Les médecins sud-africains diplômés à Cuba sont reçus à Johannesbourg par le vice-président Mabuza

les Cubains disent : on ne donne pas ce qu’on a en trop, on donne ce qu’on a, parce que si pour donner tu attends d’en avoir trop, tu ne donneras jamais (note de danielle Bleitrach)

La Havane, 7 juillet, (RHC).- Un groupe de jeunes médecins sud-africains récemment diplômés à Cuba ont été accueillis ce samedi à l’aéroport international de Johannesbourg, par le vice-président David Mabuza.

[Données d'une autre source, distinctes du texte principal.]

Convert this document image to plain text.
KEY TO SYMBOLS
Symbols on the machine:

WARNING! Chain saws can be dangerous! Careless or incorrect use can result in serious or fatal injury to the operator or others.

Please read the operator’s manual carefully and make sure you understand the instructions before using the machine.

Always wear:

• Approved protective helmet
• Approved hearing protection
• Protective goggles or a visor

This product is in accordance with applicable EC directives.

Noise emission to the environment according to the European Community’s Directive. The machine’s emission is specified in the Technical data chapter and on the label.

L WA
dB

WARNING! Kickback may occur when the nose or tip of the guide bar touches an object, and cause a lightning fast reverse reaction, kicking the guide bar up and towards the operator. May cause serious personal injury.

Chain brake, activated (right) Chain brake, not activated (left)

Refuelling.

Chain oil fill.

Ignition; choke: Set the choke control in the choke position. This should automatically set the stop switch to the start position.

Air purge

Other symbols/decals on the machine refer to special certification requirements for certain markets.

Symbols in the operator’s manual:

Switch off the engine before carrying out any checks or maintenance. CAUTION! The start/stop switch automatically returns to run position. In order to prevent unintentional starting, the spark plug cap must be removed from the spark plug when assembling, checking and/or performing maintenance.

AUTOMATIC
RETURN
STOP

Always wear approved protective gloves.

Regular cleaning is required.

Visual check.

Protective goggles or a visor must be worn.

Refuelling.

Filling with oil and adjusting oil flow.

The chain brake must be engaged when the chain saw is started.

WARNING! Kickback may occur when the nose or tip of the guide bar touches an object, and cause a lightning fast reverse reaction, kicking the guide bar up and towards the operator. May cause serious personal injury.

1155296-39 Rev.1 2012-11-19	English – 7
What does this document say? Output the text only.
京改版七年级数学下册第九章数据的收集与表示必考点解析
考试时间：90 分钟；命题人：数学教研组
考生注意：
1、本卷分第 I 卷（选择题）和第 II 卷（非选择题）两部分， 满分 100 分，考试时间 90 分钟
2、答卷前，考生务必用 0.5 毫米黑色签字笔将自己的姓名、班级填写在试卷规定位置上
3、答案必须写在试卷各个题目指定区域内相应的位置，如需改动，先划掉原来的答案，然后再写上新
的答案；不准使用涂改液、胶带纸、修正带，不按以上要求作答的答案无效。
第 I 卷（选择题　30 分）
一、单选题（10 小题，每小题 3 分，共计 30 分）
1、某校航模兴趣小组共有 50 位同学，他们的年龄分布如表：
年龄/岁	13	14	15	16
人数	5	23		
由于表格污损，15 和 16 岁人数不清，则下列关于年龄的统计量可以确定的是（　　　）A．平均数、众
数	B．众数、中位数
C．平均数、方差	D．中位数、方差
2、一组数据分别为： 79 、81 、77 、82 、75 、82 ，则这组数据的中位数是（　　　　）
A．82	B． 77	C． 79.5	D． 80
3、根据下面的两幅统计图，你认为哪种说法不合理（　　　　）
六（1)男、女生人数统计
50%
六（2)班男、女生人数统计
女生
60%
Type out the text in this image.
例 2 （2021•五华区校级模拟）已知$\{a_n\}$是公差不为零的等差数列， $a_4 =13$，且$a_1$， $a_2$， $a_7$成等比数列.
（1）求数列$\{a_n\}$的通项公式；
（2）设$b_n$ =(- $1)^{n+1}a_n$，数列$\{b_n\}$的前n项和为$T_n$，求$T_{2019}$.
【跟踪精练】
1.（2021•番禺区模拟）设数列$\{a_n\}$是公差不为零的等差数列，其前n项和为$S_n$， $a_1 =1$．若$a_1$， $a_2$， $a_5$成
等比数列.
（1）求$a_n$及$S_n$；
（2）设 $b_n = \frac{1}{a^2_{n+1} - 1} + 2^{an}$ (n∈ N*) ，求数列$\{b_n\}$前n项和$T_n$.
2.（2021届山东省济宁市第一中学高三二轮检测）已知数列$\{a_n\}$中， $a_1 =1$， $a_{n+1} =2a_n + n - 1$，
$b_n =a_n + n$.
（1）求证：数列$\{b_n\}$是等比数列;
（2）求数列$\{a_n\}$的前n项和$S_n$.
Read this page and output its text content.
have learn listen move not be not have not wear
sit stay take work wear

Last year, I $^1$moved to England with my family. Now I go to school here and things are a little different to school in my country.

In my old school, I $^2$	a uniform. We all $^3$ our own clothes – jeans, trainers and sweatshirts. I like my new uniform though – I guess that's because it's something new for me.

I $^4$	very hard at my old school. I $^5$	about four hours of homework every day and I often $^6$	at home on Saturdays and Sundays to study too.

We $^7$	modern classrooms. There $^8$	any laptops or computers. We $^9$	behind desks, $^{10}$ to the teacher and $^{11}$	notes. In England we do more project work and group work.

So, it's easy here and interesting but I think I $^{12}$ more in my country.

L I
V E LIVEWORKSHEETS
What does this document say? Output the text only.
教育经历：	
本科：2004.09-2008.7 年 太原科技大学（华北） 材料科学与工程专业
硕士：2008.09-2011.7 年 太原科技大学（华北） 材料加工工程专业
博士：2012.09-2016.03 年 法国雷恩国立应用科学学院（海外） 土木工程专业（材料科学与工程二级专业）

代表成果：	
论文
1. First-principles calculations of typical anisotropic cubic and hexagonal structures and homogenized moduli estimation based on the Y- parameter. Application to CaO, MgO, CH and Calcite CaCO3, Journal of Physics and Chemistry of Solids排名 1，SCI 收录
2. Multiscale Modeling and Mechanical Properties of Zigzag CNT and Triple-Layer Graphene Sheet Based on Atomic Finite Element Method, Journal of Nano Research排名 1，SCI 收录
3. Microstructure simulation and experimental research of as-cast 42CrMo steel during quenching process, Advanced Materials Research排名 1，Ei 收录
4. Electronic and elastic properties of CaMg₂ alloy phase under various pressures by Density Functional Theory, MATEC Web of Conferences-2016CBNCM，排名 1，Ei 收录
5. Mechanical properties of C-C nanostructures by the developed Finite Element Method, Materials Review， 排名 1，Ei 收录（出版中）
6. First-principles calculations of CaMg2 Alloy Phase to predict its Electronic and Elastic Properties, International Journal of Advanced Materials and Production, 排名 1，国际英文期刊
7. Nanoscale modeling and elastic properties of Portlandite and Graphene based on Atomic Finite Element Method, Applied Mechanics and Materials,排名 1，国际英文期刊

703 jeunes médecins ont reçu leur diplôme la semaine dernière à La Havane au cours de la cérémonie organisée à l’occasion du centenaire de la naissance de Nelson Mandela, grand leader de la lutte contre l’apartheid.

Les médecins sud-africains diplômés à La Havane se sont engagés à prêter leurs services là où le conseil de développement des ressources humaines que préside David Mabuza estime qu’ils sont plus nécessaires.

La formation de jeunes sud-africains dans des facultés de médecine à Cuba rentre dans le cadre des programmes de coopération signés par Fidel Castro, leader historique de la Révolution cubaine et par Nelson Mandela du temps où ce dernier était à la présidence de l’Afrique du Sud, en 1994.